T. Jackson King

"Jackson King" redirects here. For the comic book character, see Battalion (WildStorm).

T. Jackson King is a professional archeologist,[1] journalist, poet and author who is a graduate of UCLA (M.A. 1976) and the University of Tennessee (B.Sc. 1971).

He has published 16 science fiction short stories as well as 19 books. King wrote Retread Shop in 1988 and co-wrote Ancestor's World in 1996 with A.C. Crispin. His other SF novels include "Escape From Aliens," "Aliens Vs. Humans," "Freedom Vs. Aliens," "Humans Vs. Aliens," "Earth Vs. Aliens," "Genecode Illegal," "Galactic Avatar," "Star Vigilante," "Stellar Assassin," "Alien Assassin," "Nebula Vigilante," "Galactic Vigilante," "Anarchate Vigilante," "Speaker To Aliens," and "The Memory Singer." A collection of his short stories, Judgment Day And Other Dreams, and a poetry collection, Mother Earth's Stretch Marks, were published in 2009. In 2010, Fantastic Books published his young adult scifi novel Little Brother's World. His short stories have appeared in various magazines including Analog Science Fiction and Fact, Pulphouse, Tomorrow, Absolute Magnitude, Pandora, The Silver Web, Figment, Aberrations, VB Tech Journal, Expanse, Kinesis and Midnight Zoo.

He is also a published poet and essayist.[2] His archeological publications include one monograph and six professional articles.[1]

Career

King has worked as an archaeologist [1] in the American Southwest and has traveled widely in Europe, Russia, Japan, Mexico and the United States. Previous jobs have included short order cook, hotel clerk, legal assistant, investigative reporter and editor.

As an investigative reporter he was awarded a First Amendment Award in 2003, by the Society for Professional Journalists, and received two honorable mentions, 1987 and 1988 in L. Ron Hubbard's Writers of the Future Contest.

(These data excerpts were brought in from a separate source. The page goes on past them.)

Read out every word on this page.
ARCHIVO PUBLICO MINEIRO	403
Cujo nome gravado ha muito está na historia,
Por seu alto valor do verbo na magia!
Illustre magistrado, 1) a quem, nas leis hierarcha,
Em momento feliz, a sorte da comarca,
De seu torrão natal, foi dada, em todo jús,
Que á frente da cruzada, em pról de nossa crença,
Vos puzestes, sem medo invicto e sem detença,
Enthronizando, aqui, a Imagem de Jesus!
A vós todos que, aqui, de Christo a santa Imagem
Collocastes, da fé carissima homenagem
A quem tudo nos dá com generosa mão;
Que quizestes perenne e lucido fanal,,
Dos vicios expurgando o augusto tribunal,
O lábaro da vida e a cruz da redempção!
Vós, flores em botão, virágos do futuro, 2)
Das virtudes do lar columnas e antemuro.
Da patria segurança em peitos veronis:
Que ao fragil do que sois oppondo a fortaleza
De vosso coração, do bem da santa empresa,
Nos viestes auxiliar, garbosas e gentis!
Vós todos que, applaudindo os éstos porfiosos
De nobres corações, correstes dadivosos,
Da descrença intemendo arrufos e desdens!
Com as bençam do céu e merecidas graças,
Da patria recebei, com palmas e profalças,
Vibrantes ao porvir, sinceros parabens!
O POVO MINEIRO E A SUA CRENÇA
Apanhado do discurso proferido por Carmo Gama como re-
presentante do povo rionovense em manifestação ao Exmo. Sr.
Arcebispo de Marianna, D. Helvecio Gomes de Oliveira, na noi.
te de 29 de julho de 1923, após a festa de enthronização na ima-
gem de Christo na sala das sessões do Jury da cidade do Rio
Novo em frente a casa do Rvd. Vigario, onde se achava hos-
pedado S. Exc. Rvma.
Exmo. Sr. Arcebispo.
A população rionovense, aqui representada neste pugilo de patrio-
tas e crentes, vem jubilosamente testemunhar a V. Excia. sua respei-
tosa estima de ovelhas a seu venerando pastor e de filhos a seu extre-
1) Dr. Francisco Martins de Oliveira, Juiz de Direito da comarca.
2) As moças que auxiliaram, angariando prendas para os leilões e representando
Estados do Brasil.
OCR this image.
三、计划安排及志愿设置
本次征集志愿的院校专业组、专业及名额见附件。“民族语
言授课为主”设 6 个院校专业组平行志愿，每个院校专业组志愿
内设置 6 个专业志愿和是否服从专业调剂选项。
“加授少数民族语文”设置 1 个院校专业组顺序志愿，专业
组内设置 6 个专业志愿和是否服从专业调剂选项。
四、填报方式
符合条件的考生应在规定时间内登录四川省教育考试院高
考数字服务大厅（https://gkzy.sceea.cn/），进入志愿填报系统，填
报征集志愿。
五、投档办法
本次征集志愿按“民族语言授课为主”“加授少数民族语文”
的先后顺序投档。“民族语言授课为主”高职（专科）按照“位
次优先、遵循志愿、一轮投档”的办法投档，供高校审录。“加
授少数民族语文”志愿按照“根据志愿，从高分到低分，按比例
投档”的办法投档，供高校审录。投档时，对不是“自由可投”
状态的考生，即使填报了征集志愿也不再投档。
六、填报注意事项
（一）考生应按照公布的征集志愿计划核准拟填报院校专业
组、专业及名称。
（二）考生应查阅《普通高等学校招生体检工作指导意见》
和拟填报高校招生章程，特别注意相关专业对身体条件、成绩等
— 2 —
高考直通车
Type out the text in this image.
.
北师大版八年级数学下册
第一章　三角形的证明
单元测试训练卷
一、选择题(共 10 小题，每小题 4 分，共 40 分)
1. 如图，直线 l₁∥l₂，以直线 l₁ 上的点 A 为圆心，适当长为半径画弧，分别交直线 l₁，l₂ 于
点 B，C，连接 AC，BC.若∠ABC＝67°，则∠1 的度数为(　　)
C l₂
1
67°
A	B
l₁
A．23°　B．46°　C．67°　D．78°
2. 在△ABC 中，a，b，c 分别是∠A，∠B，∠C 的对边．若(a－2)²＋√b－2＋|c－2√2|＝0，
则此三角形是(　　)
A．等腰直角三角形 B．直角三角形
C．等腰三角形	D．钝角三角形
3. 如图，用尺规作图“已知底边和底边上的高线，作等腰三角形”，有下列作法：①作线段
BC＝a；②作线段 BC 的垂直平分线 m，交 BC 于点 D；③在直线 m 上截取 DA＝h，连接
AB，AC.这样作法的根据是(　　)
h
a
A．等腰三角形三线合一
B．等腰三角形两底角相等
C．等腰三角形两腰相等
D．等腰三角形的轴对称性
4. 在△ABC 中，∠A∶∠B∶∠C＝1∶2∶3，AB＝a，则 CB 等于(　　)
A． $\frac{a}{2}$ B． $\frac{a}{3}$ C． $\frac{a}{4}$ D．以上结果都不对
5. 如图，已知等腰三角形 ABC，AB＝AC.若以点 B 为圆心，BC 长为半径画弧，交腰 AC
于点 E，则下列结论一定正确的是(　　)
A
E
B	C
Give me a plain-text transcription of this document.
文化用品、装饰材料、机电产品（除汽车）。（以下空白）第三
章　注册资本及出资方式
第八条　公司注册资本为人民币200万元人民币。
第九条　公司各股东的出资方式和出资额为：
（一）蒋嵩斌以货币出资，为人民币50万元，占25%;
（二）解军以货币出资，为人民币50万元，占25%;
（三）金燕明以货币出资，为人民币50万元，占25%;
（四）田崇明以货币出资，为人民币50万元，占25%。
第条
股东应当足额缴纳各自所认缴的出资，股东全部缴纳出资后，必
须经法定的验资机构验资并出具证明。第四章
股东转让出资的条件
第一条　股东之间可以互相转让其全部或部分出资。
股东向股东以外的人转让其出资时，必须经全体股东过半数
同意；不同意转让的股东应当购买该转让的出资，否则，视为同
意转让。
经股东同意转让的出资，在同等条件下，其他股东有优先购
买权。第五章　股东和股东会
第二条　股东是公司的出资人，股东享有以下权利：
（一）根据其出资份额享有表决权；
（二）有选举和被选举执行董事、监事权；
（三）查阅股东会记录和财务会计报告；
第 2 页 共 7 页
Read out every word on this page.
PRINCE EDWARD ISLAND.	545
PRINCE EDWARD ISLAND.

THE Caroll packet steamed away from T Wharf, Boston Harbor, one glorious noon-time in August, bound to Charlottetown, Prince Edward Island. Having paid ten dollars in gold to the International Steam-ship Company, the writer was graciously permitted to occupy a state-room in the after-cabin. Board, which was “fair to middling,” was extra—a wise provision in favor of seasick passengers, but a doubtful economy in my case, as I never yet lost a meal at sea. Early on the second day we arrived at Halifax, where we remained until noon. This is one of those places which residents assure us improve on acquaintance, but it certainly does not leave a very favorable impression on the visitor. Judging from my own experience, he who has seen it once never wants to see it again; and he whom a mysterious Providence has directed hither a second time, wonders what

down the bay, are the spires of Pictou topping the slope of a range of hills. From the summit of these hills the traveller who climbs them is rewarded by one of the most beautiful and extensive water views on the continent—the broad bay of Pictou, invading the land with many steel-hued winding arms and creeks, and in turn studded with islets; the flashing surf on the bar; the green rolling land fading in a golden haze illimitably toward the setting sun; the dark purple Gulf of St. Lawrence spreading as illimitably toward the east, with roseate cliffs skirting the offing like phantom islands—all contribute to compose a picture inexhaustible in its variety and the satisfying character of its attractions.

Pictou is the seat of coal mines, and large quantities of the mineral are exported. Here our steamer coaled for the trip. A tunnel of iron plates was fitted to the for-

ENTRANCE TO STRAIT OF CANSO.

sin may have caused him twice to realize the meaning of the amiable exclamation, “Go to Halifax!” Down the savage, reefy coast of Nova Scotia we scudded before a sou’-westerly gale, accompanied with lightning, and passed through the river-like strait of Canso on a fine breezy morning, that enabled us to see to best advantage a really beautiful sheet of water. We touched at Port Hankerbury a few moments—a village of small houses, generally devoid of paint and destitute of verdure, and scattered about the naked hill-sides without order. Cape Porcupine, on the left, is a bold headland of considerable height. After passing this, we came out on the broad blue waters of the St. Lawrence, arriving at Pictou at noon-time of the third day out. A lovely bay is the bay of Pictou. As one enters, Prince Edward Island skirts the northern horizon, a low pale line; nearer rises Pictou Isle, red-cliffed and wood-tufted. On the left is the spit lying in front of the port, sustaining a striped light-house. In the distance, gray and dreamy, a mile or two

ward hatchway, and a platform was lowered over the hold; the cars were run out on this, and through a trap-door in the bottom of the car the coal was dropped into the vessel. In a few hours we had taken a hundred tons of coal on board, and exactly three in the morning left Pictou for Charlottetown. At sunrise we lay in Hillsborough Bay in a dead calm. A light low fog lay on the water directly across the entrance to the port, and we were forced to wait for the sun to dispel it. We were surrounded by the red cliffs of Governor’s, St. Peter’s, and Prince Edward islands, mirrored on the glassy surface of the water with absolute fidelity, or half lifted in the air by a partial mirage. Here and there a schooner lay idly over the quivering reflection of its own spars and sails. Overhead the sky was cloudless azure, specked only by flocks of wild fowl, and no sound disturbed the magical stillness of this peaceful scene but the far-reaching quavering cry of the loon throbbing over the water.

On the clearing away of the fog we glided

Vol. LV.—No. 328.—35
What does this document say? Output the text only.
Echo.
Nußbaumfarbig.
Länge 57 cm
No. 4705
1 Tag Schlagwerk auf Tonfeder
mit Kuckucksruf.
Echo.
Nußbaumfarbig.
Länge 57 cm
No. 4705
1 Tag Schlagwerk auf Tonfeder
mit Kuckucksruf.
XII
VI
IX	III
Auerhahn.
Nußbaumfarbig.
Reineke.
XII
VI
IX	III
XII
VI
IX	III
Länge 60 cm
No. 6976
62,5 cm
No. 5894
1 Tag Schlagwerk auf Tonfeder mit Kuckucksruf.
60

King was also a Tennessee hippie and belonged to the Southern Student Organizing Committee (SSOC). He helped lead the first anti-Vietnam War demonstration by expatriates in Tokyo in 1968, and started up the Shinjuku Sutra, the first English underground newspaper in Japan.

Community standing

Within the science fiction community King has appeared at many conventions, serving as SFWA Elections Chair in 1990 and was chair of the Philip K. Dick Award jury in 1996. His most recent publication was in 2015, the scifi novel Escape From Aliens. King now lives in Santa Fe, New Mexico, where he writes science fiction novels and short stories, fantasy, poetry and non-fiction articles.